Giulio was sitting as though bolted into the seat of the Alfa Romeo. They were well south of Rome now, and he had not even bothered to ask Sabrina where they were going. He just fervently wished he was somewhere else.

He had brought it on himself, Giulio freely acknowledged, when he unbuckled his seat belt. Sabrina had been driving with great restraint – for her – when Giulio had sensed that the time was right for one arm to slip around her shoulders, while the other hand skated over, then settled on, her knee. He could not have been more wrong.

She stepped fiercely on the gas pedal, and Giulio’s head shot forward and rapped smartly on the fascia. The Alfa’s engine shrieked, and Giulio dimly saw a road sign saying ‘Roma 170’ – pointing in the opposite direction. He resigned himself to an early grave, and hoped his mother and numerous sisters would cry at his funeral.

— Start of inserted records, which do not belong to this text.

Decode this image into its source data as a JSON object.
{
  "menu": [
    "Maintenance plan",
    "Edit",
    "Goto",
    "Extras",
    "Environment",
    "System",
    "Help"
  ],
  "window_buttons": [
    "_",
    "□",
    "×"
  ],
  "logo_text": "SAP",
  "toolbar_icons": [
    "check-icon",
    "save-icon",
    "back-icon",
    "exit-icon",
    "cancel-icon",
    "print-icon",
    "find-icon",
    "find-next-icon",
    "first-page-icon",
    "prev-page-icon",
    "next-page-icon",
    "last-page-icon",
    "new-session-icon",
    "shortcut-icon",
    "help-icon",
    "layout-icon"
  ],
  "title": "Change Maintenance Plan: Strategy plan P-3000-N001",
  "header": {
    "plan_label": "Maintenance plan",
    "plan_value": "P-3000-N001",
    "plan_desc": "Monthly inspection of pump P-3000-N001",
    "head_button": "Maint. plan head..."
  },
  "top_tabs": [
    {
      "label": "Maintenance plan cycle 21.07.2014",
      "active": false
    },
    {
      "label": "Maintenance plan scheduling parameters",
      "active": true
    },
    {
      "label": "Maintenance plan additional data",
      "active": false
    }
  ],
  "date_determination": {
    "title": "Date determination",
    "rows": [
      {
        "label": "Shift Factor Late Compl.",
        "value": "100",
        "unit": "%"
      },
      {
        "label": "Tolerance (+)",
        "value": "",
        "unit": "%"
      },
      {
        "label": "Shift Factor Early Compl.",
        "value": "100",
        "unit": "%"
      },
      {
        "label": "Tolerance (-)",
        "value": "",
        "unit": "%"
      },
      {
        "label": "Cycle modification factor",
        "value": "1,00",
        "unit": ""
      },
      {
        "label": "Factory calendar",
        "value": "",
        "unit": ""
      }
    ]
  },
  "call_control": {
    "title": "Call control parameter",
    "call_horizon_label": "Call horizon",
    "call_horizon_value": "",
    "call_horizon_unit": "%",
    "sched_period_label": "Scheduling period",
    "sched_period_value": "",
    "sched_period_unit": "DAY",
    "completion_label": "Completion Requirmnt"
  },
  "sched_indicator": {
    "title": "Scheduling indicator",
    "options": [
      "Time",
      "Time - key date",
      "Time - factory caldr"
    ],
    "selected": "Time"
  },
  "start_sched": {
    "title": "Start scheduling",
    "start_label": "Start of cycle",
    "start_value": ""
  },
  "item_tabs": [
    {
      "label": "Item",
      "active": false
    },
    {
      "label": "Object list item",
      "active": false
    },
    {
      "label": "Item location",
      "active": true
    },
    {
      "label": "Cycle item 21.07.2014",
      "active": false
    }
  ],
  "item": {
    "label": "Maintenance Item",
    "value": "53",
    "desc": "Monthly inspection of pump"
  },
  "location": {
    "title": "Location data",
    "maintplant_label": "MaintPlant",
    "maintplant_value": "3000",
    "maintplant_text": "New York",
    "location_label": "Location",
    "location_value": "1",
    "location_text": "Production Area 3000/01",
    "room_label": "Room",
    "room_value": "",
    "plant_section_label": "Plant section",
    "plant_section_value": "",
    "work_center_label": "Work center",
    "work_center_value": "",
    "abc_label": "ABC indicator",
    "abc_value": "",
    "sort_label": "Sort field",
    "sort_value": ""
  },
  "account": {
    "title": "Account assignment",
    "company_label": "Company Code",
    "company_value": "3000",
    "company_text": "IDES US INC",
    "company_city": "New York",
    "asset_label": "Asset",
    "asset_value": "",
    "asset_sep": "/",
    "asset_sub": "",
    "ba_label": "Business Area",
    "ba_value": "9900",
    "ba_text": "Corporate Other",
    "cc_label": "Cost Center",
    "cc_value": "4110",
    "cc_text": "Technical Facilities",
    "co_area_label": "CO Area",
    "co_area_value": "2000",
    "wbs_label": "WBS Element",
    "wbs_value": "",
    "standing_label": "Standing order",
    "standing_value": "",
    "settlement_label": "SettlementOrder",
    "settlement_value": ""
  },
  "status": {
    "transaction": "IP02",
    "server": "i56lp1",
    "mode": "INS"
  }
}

Sabrina reached a corner, made a racing change, and screamed round the bend kicking dirt, on what seemed to Giulio to be only one wheel. It was a short road, and another bend was coming up, for they had long since abandoned the autostrada for more taxing sport. Sabrina double-clutched down through the gears, and drifted into a toe-to-heel braking power turn before gearing back up for the straight. The motor protested, but obeyed her feet and her tensed arms.

Giulio’s handsome face shaded to chalk-white, his eyes glazed over, and his bowels turned suddenly to water. He could see a narrow, humpbacked bridge looming up, and he quickly recited what he was certain would be his terminal prayer.

Sabrina turned to bestow a ravishing smile on him, taking her eyes completely off the road while, at the same time, pressing the accelerator pedal down into the floor. Giulio gripped the Alfa’s crash-bar so hard that his knuckles matched the white of his face. He closed his eyes and let out a scream of undiluted horror.